Even if the fall has more to do with UK politicians’ fecklessness than fat-fingered forex traders, those traders still contributed to the mess. They did a horrible job trading the referendum, after unaccountably convincing themselves that a Remain vote was a foregone conclusion.

Rather than learn their lesson, they then convinced themselves that the UK and EU would reach a compromise that left the status quo intact. Confronted this week with clear evidence that they were wrong, they again inflicted a disorderly sell-off on themselves.

Why persist in this behaviour? It can partly be put down to the well-worn narrative of wealthy elites out of touch with populist currents in the population. But plenty of London forex traders voted to leave the EU, and they tend to be a dispassionate breed who look at the data, balance the odds, and make their trade.

Rather, forex traders’ mistake seems to be in the way they deal with binary political risks.
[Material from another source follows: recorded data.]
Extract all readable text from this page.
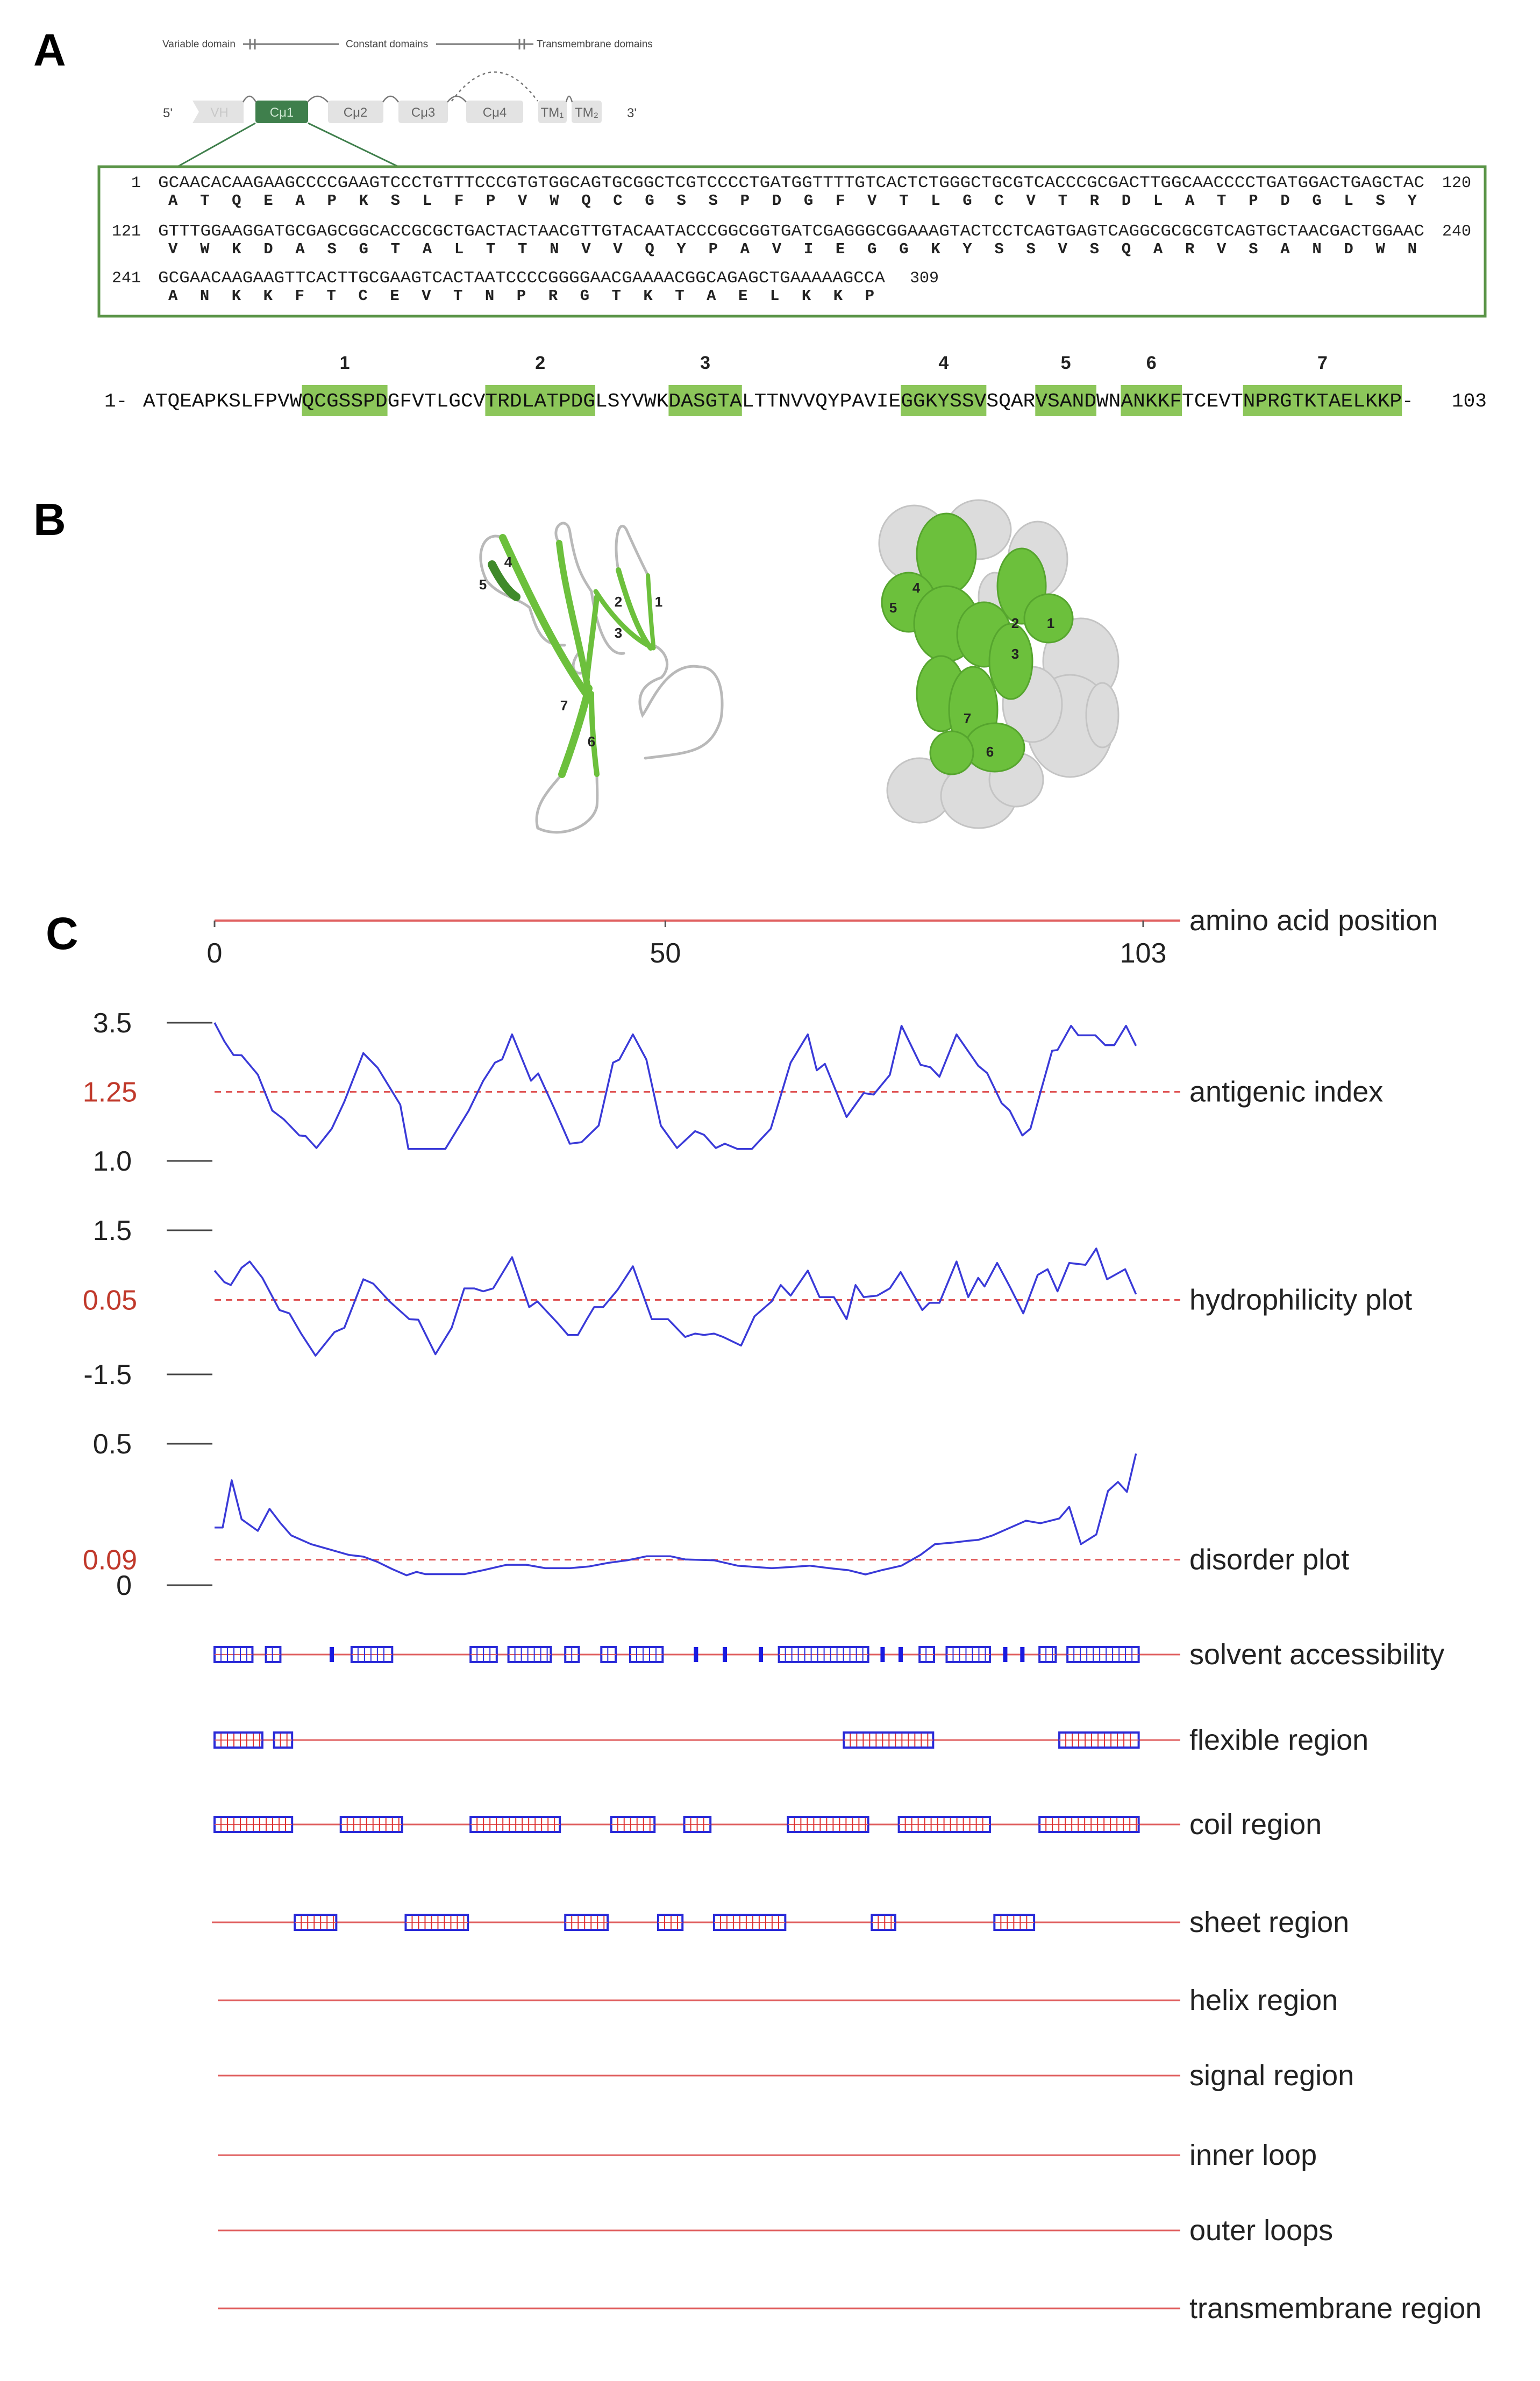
A	Variable domain	Constant domains	Transmembrane domains
5'	VH	Cμ1	Cμ2	Cμ3	Cμ4	TM₁ TM₂ 3'
1 GCAACACAAGAAGCCCCGAAGTCCCTGTTTCCCGTGTGGCAGTGCGGCTCGTCCCCTGATGGTTTTGTCACTCTGGGCTGCGTCACCCGCGACTTGGCAACCCCTGATGGACTGAGCTAC 120
A T Q E A P K S L F P V W Q C G S S P D G F V T L G C V T R D L A T P D G L S Y
121 GTTTGGAAGGATGCGAGCGGCACCGCGCTGACTACTAACGTTGTACAATACCCGGCGGTGATCGAGGGCGGAAAGTACTCCTCAGTGAGTCAGGCGCGCGTCAGTGCTAACGACTGGAAC 240
V W K D A S G T A L T T N V V Q Y P A V I E G G K Y S S V S Q A R V S A N D W N
241 GCGAACAAGAAGTTCACTTGCGAAGTCACTAATCCCCGGGGAACGAAAACGGCAGAGCTGAAAAAGCCA 309
A N K K F T C E V T N P R G T K T A E L K K P
1- ATQEAPKSLFPVW
1
QCGSSPD GFVTLGCV
2
TRDLATPDG LSYVWK
3
DASGTA LTTNVVQYPAVIE
4
GGKYSSV SQAR
5
VSAND WN
6
ANKKF TCEVT
7
NPRGTKTAELKKP - 103
B
1
2
3
4
5
6
7
1
2
3
4
5
6
7
C	0	50	103
amino acid position
3.5
1.0
1.25	antigenic index
1.5
-1.5
0.05	hydrophilicity plot
0.5
0
0.09	disorder plot
solvent accessibility
flexible region
coil region
sheet region
helix region
signal region
inner loop
outer loops
transmembrane region
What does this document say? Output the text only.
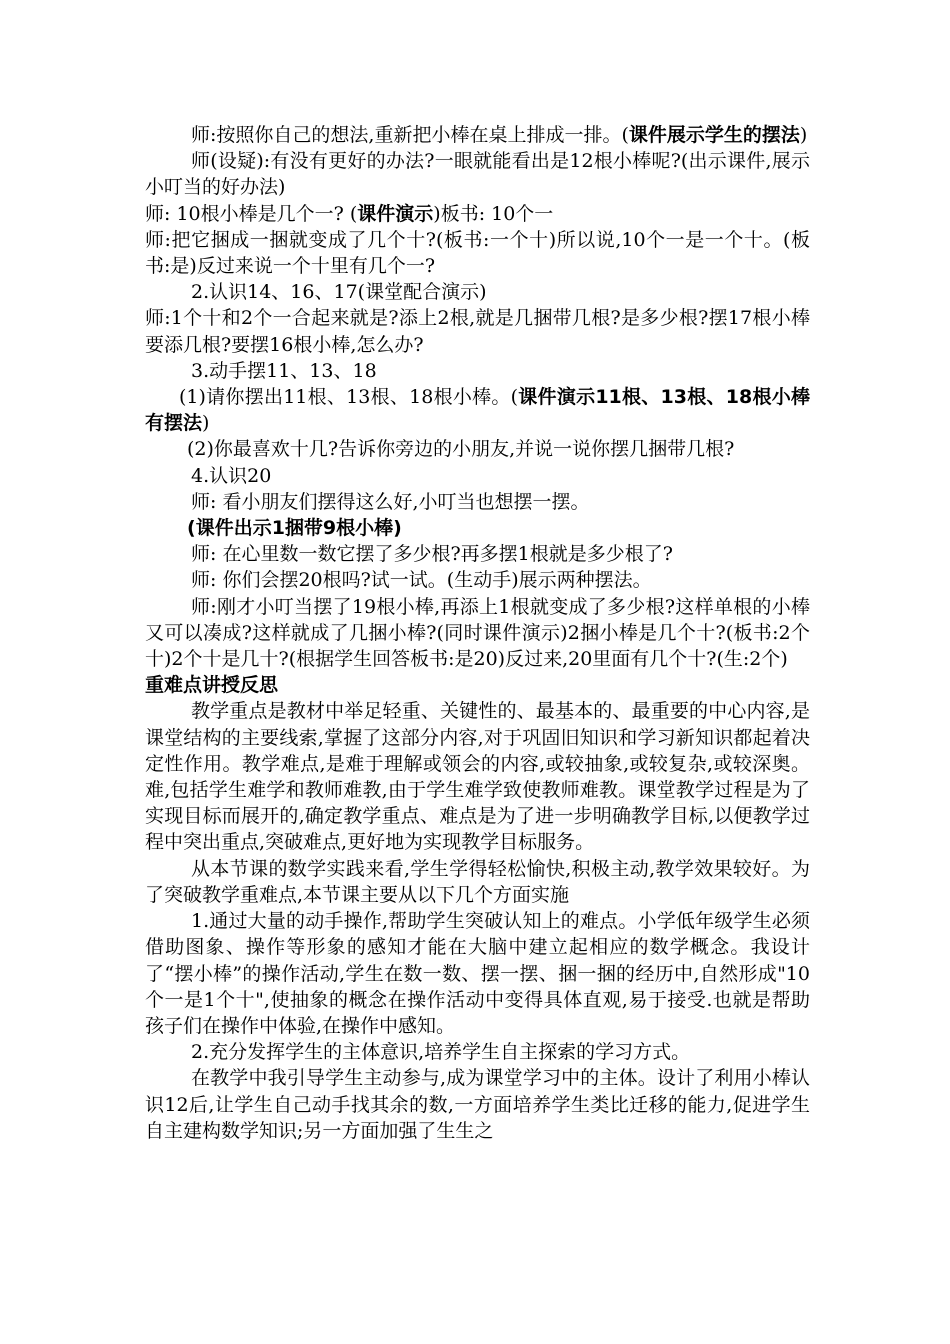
师:按照你自己的想法,重新把小棒在桌上排成一排。(课件展示学生的摆法)

师(设疑):有没有更好的办法?一眼就能看出是12根小棒呢?(出示课件,展示小叮当的好办法)

师: 10根小棒是几个一? (课件演示)板书: 10个一

师:把它捆成一捆就变成了几个十?(板书:一个十)所以说,10个一是一个十。(板书:是)反过来说一个十里有几个一?

2.认识14、16、17(课堂配合演示)

师:1个十和2个一合起来就是?添上2根,就是几捆带几根?是多少根?摆17根小棒要添几根?要摆16根小棒,怎么办?

3.动手摆11、13、18

(1)请你摆出11根、13根、18根小棒。(课件演示11根、13根、18根小棒有摆法)

(2)你最喜欢十几?告诉你旁边的小朋友,并说一说你摆几捆带几根?

4.认识20

师: 看小朋友们摆得这么好,小叮当也想摆一摆。

(课件出示1捆带9根小棒)

师: 在心里数一数它摆了多少根?再多摆1根就是多少根了?

师: 你们会摆20根吗?试一试。(生动手)展示两种摆法。

师:刚才小叮当摆了19根小棒,再添上1根就变成了多少根?这样单根的小棒又可以凑成?这样就成了几捆小棒?(同时课件演示)2捆小棒是几个十?(板书:2个十)2个十是几十?(根据学生回答板书:是20)反过来,20里面有几个十?(生:2个)

重难点讲授反思

教学重点是教材中举足轻重、关键性的、最基本的、最重要的中心内容,是课堂结构的主要线索,掌握了这部分内容,对于巩固旧知识和学习新知识都起着决定性作用。教学难点,是难于理解或领会的内容,或较抽象,或较复杂,或较深奥。难,包括学生难学和教师难教,由于学生难学致使教师难教。课堂教学过程是为了实现目标而展开的,确定教学重点、难点是为了进一步明确教学目标,以便教学过程中突出重点,突破难点,更好地为实现教学目标服务。

从本节课的数学实践来看,学生学得轻松愉快,积极主动,教学效果较好。为了突破教学重难点,本节课主要从以下几个方面实施

1.通过大量的动手操作,帮助学生突破认知上的难点。小学低年级学生必须借助图象、操作等形象的感知才能在大脑中建立起相应的数学概念。我设计了“摆小棒”的操作活动,学生在数一数、摆一摆、捆一捆的经历中,自然形成"10个一是1个十",使抽象的概念在操作活动中变得具体直观,易于接受.也就是帮助孩子们在操作中体验,在操作中感知。

2.充分发挥学生的主体意识,培养学生自主探索的学习方式。

在教学中我引导学生主动参与,成为课堂学习中的主体。设计了利用小棒认识12后,让学生自己动手找其余的数,一方面培养学生类比迁移的能力,促进学生自主建构数学知识;另一方面加强了生生之
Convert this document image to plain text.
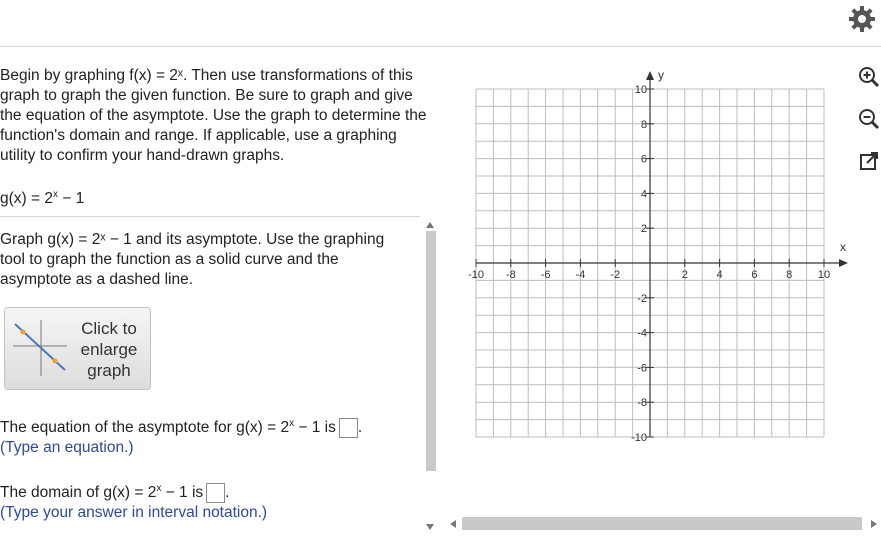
Begin by graphing f(x) = 2ˣ. Then use transformations of this graph to graph the given function. Be sure to graph and give the equation of the asymptote. Use the graph to determine the function's domain and range. If applicable, use a graphing utility to confirm your hand-drawn graphs.
$g(x) = 2^x - 1$
Graph g(x) = 2ˣ − 1 and its asymptote. Use the graphing tool to graph the function as a solid curve and the asymptote as a dashed line.
Click to enlarge graph
The equation of the asymptote for $g(x) = 2^x - 1$ is .
(Type an equation.)
The domain of $g(x) = 2^x - 1$ is .
(Type your answer in interval notation.)
x
y
-10 -8 -6 -4 -2	2	4	6	8 10
10
8
6
4
2
-2
-4
-6
-8
-10
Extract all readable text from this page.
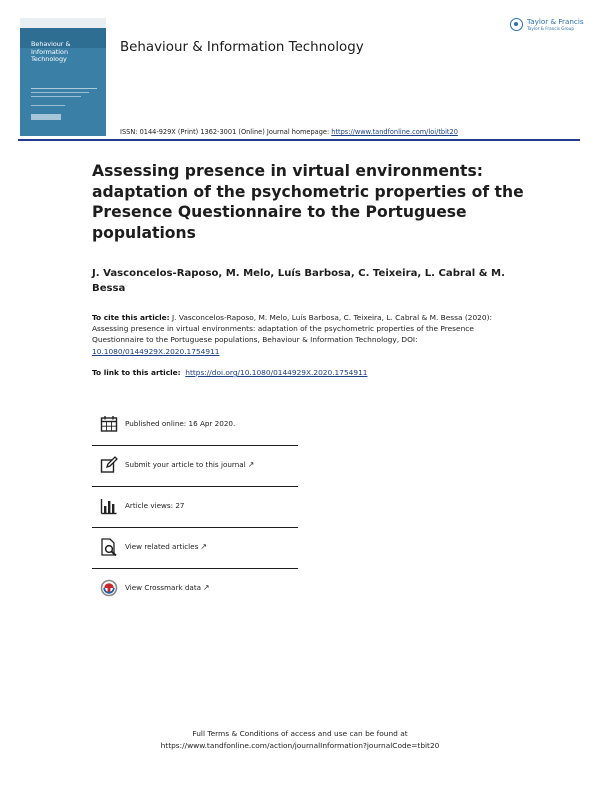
Behaviour &
Information
Technology
Behaviour & Information Technology
Taylor & Francis
Taylor & Francis Group
ISSN: 0144-929X (Print) 1362-3001 (Online) Journal homepage: https://www.tandfonline.com/loi/tbit20
Assessing presence in virtual environments: adaptation of the psychometric properties of the Presence Questionnaire to the Portuguese populations
J. Vasconcelos-Raposo, M. Melo, Luís Barbosa, C. Teixeira, L. Cabral & M. Bessa
To cite this article: J. Vasconcelos-Raposo, M. Melo, Luís Barbosa, C. Teixeira, L. Cabral & M. Bessa (2020): Assessing presence in virtual environments: adaptation of the psychometric properties of the Presence Questionnaire to the Portuguese populations, Behaviour & Information Technology, DOI: 10.1080/0144929X.2020.1754911
To link to this article: https://doi.org/10.1080/0144929X.2020.1754911
Published online: 16 Apr 2020.
Submit your article to this journal ↗
Article views: 27
View related articles ↗
View Crossmark data ↗
Full Terms & Conditions of access and use can be found at
https://www.tandfonline.com/action/journalInformation?journalCode=tbit20
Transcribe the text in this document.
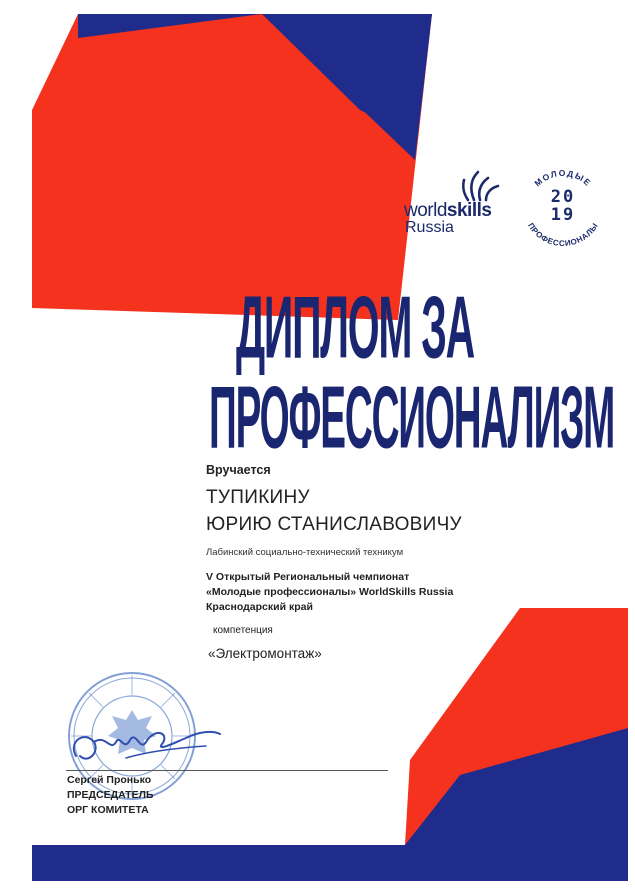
worldskills
Russia
МОЛОДЫЕ
ПРОФЕССИОНАЛЫ
20
19
ДИПЛОМ ЗА
ПРОФЕССИОНАЛИЗМ
Вручается
ТУПИКИНУ
ЮРИЮ СТАНИСЛАВОВИЧУ
Лабинский социально-технический техникум
V Открытый Региональный чемпионат
«Молодые профессионалы» WorldSkills Russia
Краснодарский край
компетенция
«Электромонтаж»
Сергей Пронько
ПРЕДСЕДАТЕЛЬ
ОРГ КОМИТЕТА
Steven Englander, Citi’s chief forex strategist, nailed the strategy last weekend: Baffled by the lack of volatility or hedging despite great political risks, he said investors were assuming “that it will be much easier to be the second one in the door of a soon-to-be-very-crowded theatre than it would be to be the first one out of a burning one”. They thought they could await news and react then, not hedge in advance. This means crashes and overshooting, unaided by fat fingers or algorithms.

They may be making the same mistake over the US election. And note that the next big event, the second presidential debate on Sunday evening in the US, will take place during the hours of thin Monday morning trading in Asia.)

Like British politicians, and perhaps British voters, FX traders took false comfort from the calm that followed the one-off shock of referendum night. That calm has been broken. The British have chosen a course that means isolation, and higher inflation. And they cannot blame the French.